ここでは、献杯の意味やマナーについてご紹介いたします。

献杯とは


献杯には、「故人に対する敬意を表し杯を捧げる」意味合いをもっています。
日本は古来からお酒を神事や三々九度などの神聖な儀式のお神酒として使用していました。
欧米の習慣としての慶事での乾杯とは違いがあるので注意が必要です。
尚、献杯は慣習として行われているもので、葬儀や法事において必ずしも献杯が行われるわけではありません。
例えば、キリスト教においては献杯を行わないことが通例です。

献杯での注意点

  • 杯は基本的に右手で持ちます(左手は不浄という考え方もあります)
  • 献杯の唱和は控えめ、静かに行います
  • 杯を掲げるのは胸の高さ程度で行います
  • 乾杯と異なり、杯を合わせません(音も鳴らしません)
  • 乾杯と異なり、拍手はしません
  • お酒を空にするまで無理に飲む必要はありません(杯に口を触れる程度で大丈夫です)
  • 「献杯の音頭」ではなく「献杯の発声」という言い方をします
  • 献杯が終わるまで食事に手をつけない
  • 故人(遺骨、位牌、遺影)に背を向けないようにする
  • 忌み言葉(くれぐれも、重ね重ね、再三など)を避ける

献杯と似たものに乾杯があります。
乾杯は文字通り「杯を乾す」(ほす)、注がれた飲み物を一気に飲み干します。
祝いの席や飲み会などでは「乾杯!」と場を盛り上げるために大きめの声で元気よく、周りの方とグラス同士を触れさせて音を鳴らしますが、献杯においてはマナー違反となるので注意しましょう。

~筆者のひとりごと~

自己紹介:40代男性、妻と長女の3人暮らし。

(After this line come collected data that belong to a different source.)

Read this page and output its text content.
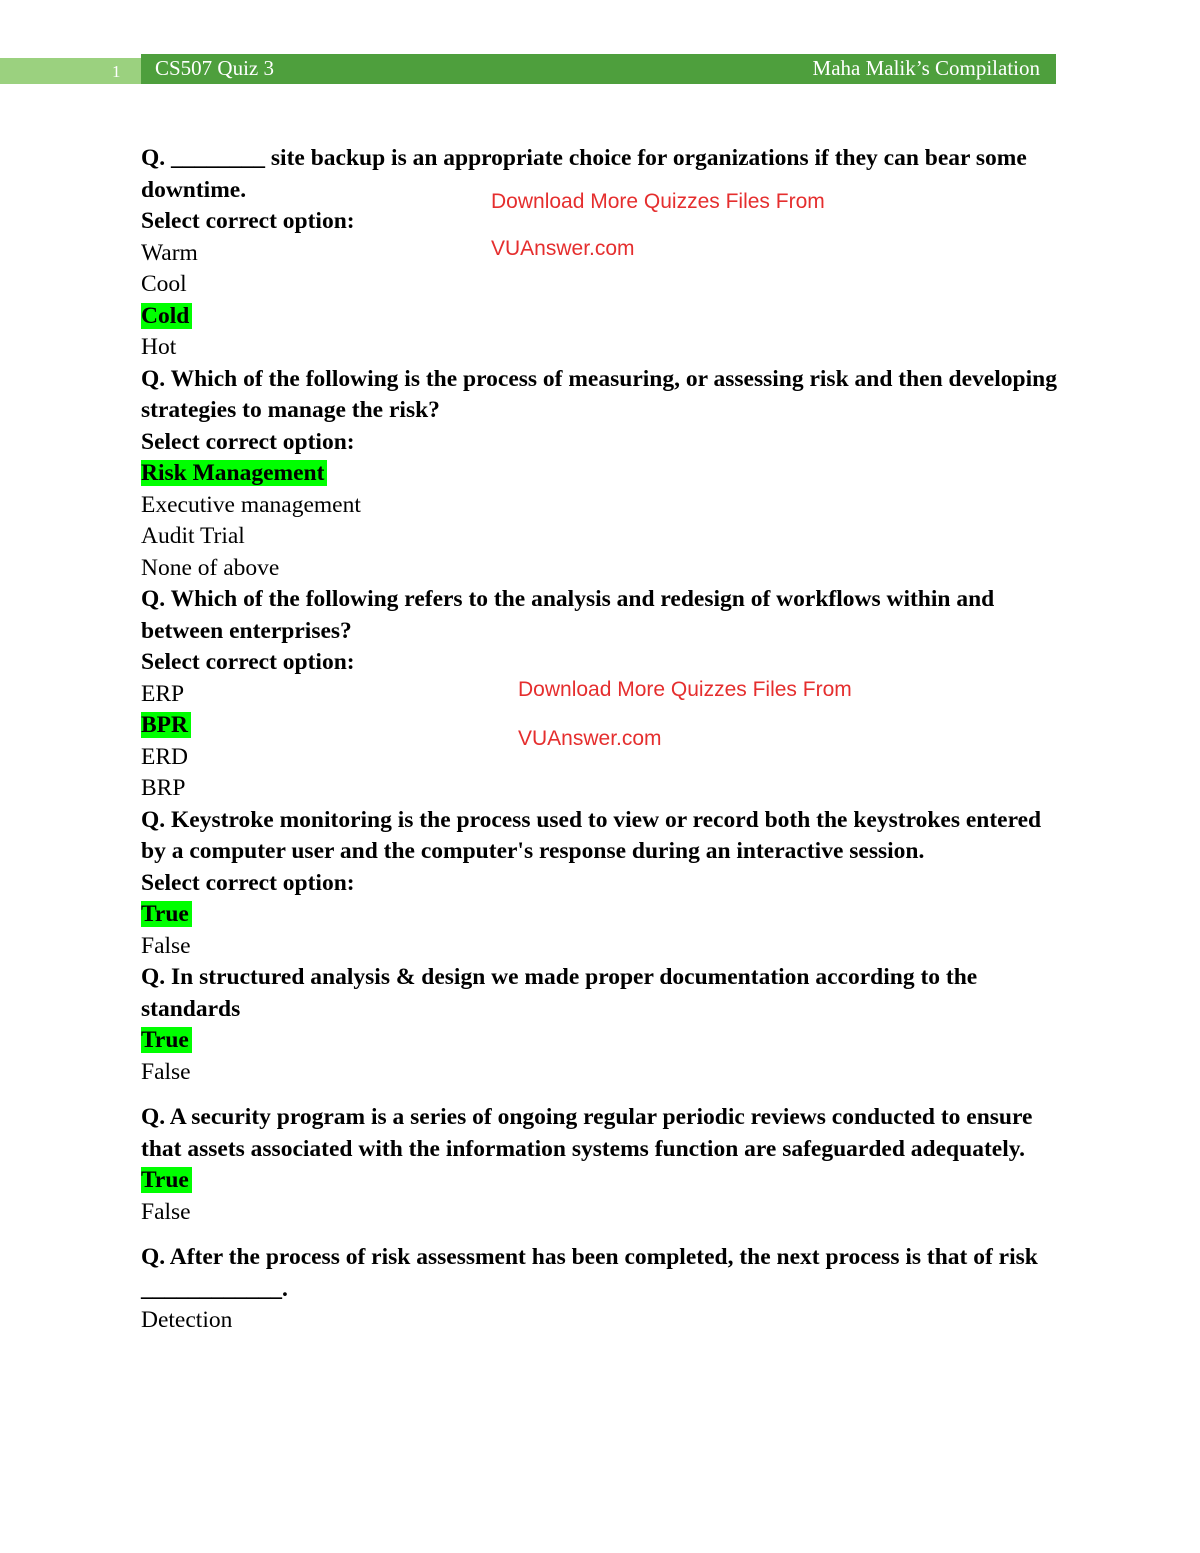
1 CS507 Quiz 3	Maha Malik’s Compilation
Q. ________ site backup is an appropriate choice for organizations if they can bear some downtime.
Select correct option:
Warm
Cool
Cold
Hot
Q. Which of the following is the process of measuring, or assessing risk and then developing strategies to manage the risk?
Select correct option:
Risk Management
Executive management
Audit Trial
None of above
Q. Which of the following refers to the analysis and redesign of workflows within and between enterprises?
Select correct option:
ERP
BPR
ERD
BRP
Q. Keystroke monitoring is the process used to view or record both the keystrokes entered by a computer user and the computer's response during an interactive session.
Select correct option:
True
False
Q. In structured analysis & design we made proper documentation according to the standards
True
False
Q. A security program is a series of ongoing regular periodic reviews conducted to ensure that assets associated with the information systems function are safeguarded adequately.
True
False
Q. After the process of risk assessment has been completed, the next process is that of risk ____________.
Detection
Download More Quizzes Files From
VUAnswer.com
Download More Quizzes Files From
VUAnswer.com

涙もろくロマンチスト。

今回は、献杯の意味やマナーについて記事にまとめました。

お斎の前に行われる献杯は、故人を偲び、敬い、供養の気持ちを表すための大切な儀式です。
献杯の挨拶においても、故人を偲ぶ言葉や参列いただいた方への御礼を忘れずにしたいものです。
特別な作法や決まりごとはありませんが乾杯との違いを理解し、最低限のマナーを守りましょう。
必要以上に堅苦しくなることはありませんが、羽目をはずさないようにしましょう。

最後まで記事を読んでいただきありがとうございました。